Contact: Melinda Loew Deloitte Media and Communications 02 9322 7146
Canberra’s increasing reliance on corporate Australia for its total tax take demonstrates it is still not taking business tax reform and international competitiveness seriously, according to Deloitte tax policy partner Miquel Timmers.
“The Federal Government has become over-reliant on corporate Australia to fund strong budget surpluses. In 2004-05 the Government collected 23% of the total federal tax revenues from corporate Australia. This is set to increase to 27% in 2006-07, representing an increase of $15 billion.
“The recent Warburton-Hendy international comparison of Australia’s tax system to the OECD weighted average of 2.6% of gross domestic product (GDP) showed Australia’s corporates are taxed at double the OECD.

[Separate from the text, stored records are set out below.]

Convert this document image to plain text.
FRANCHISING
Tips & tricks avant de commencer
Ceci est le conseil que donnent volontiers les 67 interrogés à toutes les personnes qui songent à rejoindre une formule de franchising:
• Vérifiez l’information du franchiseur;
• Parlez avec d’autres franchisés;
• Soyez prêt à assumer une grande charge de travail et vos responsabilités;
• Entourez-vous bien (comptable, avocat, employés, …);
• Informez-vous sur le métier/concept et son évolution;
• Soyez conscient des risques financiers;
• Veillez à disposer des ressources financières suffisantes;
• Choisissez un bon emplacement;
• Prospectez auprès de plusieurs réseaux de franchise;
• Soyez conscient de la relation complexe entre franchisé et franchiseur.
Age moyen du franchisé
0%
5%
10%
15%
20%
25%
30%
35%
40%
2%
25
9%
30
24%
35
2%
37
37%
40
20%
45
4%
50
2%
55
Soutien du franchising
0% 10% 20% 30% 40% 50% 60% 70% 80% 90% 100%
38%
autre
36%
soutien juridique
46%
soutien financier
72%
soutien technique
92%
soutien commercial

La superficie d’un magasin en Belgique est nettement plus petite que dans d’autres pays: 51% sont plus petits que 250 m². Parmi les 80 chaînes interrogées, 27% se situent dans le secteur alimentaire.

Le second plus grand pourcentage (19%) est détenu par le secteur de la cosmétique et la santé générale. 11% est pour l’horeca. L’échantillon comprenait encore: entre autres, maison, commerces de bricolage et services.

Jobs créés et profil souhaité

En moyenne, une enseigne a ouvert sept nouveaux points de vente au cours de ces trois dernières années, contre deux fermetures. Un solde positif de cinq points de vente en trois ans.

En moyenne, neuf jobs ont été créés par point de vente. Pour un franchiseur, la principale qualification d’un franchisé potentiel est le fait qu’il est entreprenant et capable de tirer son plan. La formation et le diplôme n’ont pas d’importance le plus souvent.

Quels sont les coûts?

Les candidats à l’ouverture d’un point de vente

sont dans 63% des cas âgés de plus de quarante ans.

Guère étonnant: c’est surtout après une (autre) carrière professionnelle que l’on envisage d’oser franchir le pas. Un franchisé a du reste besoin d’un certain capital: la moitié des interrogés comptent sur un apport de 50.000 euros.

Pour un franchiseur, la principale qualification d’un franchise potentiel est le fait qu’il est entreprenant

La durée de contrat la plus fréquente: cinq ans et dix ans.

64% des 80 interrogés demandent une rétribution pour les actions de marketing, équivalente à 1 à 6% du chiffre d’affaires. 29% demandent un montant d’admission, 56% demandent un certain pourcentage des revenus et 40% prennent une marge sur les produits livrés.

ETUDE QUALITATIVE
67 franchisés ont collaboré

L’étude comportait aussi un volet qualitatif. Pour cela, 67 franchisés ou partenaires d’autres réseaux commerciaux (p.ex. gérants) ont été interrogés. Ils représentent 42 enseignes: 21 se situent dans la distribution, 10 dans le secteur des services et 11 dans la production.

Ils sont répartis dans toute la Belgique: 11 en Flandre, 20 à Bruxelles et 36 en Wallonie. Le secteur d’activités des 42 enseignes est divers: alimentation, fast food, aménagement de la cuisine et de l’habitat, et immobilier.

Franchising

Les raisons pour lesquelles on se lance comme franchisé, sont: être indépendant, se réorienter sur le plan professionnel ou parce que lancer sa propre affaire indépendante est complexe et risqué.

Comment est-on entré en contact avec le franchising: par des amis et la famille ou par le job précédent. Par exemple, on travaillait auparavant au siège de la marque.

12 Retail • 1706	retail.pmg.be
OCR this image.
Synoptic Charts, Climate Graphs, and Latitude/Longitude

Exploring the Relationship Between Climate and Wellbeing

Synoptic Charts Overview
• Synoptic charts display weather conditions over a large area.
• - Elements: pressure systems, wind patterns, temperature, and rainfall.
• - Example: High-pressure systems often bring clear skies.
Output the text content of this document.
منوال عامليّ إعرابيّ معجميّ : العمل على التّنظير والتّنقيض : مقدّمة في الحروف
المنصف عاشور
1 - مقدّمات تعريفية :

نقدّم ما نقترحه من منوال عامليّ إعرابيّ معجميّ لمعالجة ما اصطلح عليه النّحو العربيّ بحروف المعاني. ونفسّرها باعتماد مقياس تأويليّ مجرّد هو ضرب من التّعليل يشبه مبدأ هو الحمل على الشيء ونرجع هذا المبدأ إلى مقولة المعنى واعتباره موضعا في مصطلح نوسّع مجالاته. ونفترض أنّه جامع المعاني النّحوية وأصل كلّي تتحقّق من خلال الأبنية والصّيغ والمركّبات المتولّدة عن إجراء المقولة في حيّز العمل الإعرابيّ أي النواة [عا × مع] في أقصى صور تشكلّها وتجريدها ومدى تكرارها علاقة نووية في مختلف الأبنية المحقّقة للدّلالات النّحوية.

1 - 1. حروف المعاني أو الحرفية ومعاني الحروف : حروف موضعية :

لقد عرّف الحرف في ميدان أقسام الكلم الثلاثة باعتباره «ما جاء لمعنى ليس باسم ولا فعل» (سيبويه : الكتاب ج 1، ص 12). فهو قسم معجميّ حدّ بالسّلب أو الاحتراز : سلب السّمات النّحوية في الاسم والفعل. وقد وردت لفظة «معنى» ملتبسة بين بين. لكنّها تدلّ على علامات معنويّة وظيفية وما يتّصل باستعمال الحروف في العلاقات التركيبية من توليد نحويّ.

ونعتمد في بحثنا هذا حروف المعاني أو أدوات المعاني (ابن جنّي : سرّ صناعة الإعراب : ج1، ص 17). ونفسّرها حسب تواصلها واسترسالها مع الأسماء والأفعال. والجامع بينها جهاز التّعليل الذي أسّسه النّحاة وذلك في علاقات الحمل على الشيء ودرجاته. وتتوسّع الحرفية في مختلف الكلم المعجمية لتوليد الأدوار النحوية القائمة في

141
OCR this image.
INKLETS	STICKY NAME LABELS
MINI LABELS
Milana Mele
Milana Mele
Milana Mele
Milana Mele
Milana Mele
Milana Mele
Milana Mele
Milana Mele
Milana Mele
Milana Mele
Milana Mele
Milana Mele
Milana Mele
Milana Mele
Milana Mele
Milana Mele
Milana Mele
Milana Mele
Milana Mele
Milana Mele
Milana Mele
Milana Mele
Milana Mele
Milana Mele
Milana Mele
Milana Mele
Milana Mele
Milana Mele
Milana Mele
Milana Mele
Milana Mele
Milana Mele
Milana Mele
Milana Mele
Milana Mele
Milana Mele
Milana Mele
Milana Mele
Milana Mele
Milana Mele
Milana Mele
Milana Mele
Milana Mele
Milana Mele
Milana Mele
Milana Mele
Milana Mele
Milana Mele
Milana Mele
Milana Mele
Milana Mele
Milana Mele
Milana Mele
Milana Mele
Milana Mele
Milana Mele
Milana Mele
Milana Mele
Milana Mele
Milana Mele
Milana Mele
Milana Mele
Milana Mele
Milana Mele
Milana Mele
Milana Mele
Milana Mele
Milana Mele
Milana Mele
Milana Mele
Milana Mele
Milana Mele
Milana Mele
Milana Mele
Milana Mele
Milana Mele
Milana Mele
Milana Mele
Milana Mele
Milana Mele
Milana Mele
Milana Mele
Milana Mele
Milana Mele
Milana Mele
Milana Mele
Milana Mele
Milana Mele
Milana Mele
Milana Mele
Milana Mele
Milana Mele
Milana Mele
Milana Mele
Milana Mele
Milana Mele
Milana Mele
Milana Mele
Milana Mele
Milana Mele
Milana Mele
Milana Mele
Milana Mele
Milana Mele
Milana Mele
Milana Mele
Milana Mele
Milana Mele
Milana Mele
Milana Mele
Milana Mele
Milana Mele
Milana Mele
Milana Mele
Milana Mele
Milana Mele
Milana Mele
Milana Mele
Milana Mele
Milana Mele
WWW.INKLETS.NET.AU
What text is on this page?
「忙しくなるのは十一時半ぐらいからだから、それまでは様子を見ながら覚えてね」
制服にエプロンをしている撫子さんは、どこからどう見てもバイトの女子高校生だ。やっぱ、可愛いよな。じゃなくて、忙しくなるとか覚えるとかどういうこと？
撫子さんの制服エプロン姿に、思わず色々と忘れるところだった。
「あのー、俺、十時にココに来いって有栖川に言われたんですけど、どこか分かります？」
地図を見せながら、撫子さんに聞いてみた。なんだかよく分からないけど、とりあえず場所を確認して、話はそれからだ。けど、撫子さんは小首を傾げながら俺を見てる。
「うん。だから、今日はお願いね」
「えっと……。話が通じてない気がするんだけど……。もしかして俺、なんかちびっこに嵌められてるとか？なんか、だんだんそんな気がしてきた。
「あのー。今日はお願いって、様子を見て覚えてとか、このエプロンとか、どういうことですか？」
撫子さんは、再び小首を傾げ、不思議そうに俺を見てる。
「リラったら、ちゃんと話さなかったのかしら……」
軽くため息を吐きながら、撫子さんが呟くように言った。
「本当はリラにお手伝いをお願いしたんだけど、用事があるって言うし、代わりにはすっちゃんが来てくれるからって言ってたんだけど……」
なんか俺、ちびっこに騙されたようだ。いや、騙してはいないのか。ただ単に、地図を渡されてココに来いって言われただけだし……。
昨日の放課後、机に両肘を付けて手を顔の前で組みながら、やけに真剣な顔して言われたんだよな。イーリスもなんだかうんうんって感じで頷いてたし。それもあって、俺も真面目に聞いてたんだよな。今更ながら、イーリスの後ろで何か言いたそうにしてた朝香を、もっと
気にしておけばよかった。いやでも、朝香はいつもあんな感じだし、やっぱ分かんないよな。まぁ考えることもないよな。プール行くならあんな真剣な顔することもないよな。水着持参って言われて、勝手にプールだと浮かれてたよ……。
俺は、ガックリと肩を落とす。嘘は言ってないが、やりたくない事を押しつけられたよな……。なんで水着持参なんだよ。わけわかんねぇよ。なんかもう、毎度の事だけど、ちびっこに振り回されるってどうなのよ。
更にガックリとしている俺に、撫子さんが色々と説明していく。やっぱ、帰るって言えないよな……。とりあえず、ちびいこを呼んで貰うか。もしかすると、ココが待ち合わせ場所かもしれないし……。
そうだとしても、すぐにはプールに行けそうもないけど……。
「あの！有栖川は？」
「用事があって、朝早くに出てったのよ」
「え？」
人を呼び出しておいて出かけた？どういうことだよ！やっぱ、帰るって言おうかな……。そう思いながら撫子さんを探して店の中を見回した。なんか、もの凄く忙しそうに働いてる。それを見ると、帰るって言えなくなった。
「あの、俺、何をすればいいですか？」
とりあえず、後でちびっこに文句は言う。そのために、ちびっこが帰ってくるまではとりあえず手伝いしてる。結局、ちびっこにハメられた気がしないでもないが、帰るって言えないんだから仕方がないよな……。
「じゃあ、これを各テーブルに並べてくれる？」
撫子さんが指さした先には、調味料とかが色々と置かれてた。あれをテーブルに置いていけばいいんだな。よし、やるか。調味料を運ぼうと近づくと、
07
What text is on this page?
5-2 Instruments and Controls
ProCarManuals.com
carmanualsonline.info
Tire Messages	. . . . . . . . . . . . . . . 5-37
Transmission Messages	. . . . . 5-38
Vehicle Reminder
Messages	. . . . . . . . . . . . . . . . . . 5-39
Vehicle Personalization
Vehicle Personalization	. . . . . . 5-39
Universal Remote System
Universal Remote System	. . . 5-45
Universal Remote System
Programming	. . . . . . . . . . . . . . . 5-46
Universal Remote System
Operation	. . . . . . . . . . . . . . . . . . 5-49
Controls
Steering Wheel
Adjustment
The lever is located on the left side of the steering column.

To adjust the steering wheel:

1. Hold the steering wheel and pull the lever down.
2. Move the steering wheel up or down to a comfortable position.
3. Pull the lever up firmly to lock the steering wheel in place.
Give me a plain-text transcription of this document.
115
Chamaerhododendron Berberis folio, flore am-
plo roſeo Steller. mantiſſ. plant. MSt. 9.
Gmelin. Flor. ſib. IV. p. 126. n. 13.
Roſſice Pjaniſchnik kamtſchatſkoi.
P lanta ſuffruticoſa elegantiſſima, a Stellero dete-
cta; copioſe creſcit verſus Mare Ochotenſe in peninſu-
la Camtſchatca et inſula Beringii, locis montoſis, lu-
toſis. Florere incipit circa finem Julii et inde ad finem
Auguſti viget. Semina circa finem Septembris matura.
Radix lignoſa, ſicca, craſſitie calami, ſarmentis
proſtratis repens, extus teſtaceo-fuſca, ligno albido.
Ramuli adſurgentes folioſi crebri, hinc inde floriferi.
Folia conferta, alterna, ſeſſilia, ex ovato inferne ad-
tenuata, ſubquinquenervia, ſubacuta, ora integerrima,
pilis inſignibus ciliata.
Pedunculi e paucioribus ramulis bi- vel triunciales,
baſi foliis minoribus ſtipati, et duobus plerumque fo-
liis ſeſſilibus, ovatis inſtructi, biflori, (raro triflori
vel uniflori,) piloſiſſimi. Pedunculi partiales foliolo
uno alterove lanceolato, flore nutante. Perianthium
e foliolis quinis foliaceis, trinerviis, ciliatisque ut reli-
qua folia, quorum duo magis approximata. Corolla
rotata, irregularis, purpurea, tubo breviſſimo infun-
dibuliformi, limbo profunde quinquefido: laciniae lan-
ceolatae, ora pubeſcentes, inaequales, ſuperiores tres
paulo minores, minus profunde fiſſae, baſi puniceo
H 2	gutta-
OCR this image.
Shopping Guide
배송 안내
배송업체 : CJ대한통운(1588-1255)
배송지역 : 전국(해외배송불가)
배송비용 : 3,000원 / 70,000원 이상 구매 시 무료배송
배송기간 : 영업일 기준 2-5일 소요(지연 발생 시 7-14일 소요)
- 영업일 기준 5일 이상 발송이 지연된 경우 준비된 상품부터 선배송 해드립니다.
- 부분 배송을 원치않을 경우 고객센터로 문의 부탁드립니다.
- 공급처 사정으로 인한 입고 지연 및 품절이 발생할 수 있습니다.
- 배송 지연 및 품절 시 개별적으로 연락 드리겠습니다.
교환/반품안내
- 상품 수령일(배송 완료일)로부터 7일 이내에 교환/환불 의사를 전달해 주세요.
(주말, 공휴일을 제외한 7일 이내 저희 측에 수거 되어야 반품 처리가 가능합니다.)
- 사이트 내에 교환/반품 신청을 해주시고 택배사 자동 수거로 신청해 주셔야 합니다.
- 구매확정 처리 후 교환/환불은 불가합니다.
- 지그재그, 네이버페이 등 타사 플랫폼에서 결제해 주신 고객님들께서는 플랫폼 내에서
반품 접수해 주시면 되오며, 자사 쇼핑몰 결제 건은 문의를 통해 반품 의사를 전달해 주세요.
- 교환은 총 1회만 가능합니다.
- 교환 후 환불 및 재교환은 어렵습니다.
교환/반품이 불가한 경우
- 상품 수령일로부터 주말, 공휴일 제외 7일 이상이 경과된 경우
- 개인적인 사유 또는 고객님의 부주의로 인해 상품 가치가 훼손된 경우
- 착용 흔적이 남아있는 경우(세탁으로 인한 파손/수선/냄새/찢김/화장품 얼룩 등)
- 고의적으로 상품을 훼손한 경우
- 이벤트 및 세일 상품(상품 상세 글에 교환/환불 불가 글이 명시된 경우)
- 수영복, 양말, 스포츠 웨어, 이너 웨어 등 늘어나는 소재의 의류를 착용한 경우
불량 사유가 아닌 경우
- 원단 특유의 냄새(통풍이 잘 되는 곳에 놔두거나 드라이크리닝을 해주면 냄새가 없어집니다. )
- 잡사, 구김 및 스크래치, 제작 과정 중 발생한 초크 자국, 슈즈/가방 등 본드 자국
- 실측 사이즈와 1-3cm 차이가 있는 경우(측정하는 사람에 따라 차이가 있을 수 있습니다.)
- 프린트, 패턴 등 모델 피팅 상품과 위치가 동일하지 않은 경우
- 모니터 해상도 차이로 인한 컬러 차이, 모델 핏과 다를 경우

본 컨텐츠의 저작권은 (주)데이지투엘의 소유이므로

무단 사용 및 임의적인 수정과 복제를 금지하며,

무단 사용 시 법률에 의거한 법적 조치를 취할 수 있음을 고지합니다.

“In 2009/10 the corporate tax take will rise to $66 billion; equal to 5.7% of GDP. This means that corporate Australia’s tax liabilities will exceed the OECD weighted average by a massive $36 billion in only four years time.
“This Budget has failed to adopt a number of key observations arising from the international comparison. For example, Australia does not allow tax deductions for acquired business goodwill, and lags behind best practice in the recognition of business losses.
The improvements to depreciation deductions for investment in new plant and equipment announced in the Budget will be welcomed by business. However, if the Government is serious about making Australia’s corporate taxes internationally competitive, it must adopt far reaching reforms in future Budgets in line with key OECD competitors,” he finished.